The newly mapped pressurized groundwater could be relevant because some of it already rises naturally through the lakebed. If scientists can identify where that happens, they can better understand which areas stay damp and which become dust sources.
Any use of groundwater would need careful study. Pumping or redirecting water could change underground pressures or water chemistry. The present work gives scientists a clearer starting point for asking those practical questions.
The broader project is tied to the Utah Department of Natural Resources and the Great Salt Lake Commissioners’ Office. That link between research and planning reflects the urgency around lake decline, dust exposure and water management in northern Utah.
What researchers need to map next
The study is a pilot survey, so the next step is scale. The Great Salt Lake covers a much larger footprint than the Farmington Bay and Antelope Island survey area. Researchers need broader coverage to see whether the same freshwater system extends across other parts of the basin.

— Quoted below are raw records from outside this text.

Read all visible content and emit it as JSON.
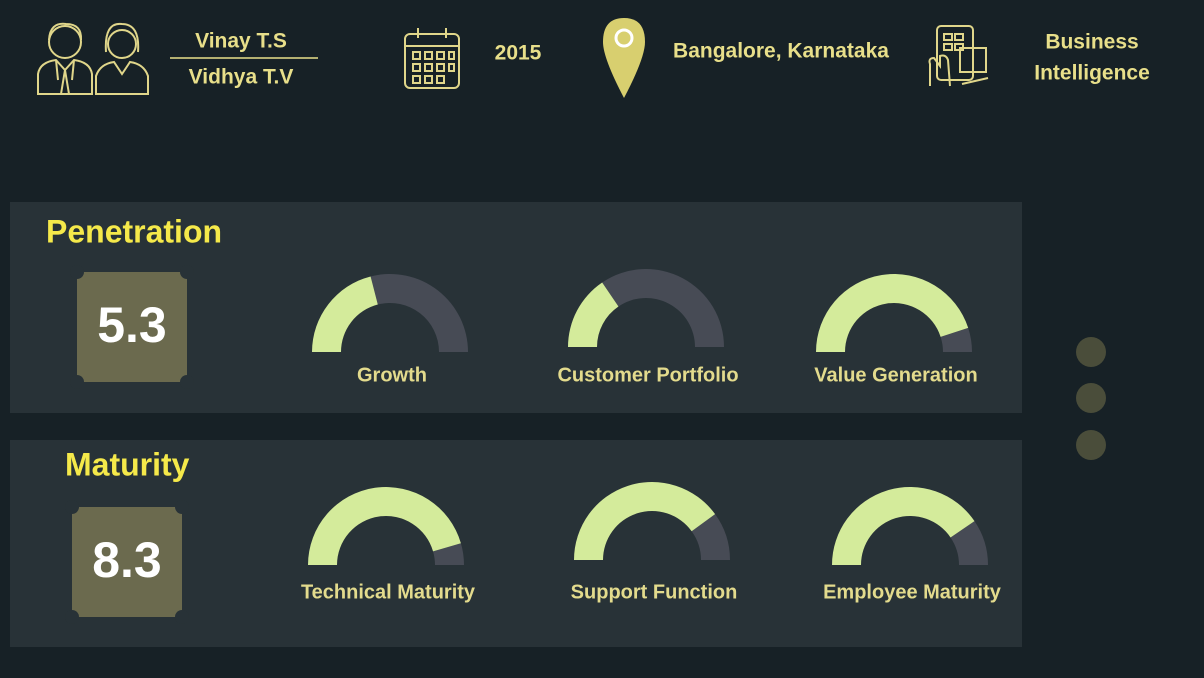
{
  "header": {
    "people": [
      "Vinay T.S",
      "Vidhya T.V"
    ],
    "year": "2015",
    "location": "Bangalore, Karnataka",
    "domain": [
      "Business",
      "Intelligence"
    ]
  },
  "gauge_range": [
    0,
    100
  ],
  "sections": [
    {
      "title": "Penetration",
      "score": 5.3,
      "gauges": [
        {
          "label": "Growth",
          "value": 42
        },
        {
          "label": "Customer Portfolio",
          "value": 31
        },
        {
          "label": "Value Generation",
          "value": 90
        }
      ]
    },
    {
      "title": "Maturity",
      "score": 8.3,
      "gauges": [
        {
          "label": "Technical Maturity",
          "value": 91
        },
        {
          "label": "Support Function",
          "value": 80
        },
        {
          "label": "Employee Maturity",
          "value": 81
        }
      ]
    }
  ]
}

Future surveys could reveal how the freshwater body connects to mountain recharge, buried sediments and structural features below the lake. They could also show where the reservoir thins, deepens, or mixes with brine.
The magnetic measurements are especially useful for mapping the shape of the deeper basin. When paired with electromagnetic data, they can help scientists identify geological boundaries that influence groundwater flow.
Better maps could support decisions about dust control, groundwater protection and lake restoration. They could also reshape scientific understanding of saline terminal lakes, which are among the world’s most stressed water bodies.
For now, the Great Salt Lake’s hidden freshwater system is coming into focus one flight line at a time. The salty surface remains the lake’s most obvious feature, while the buried reservoir below may become a crucial part of its future.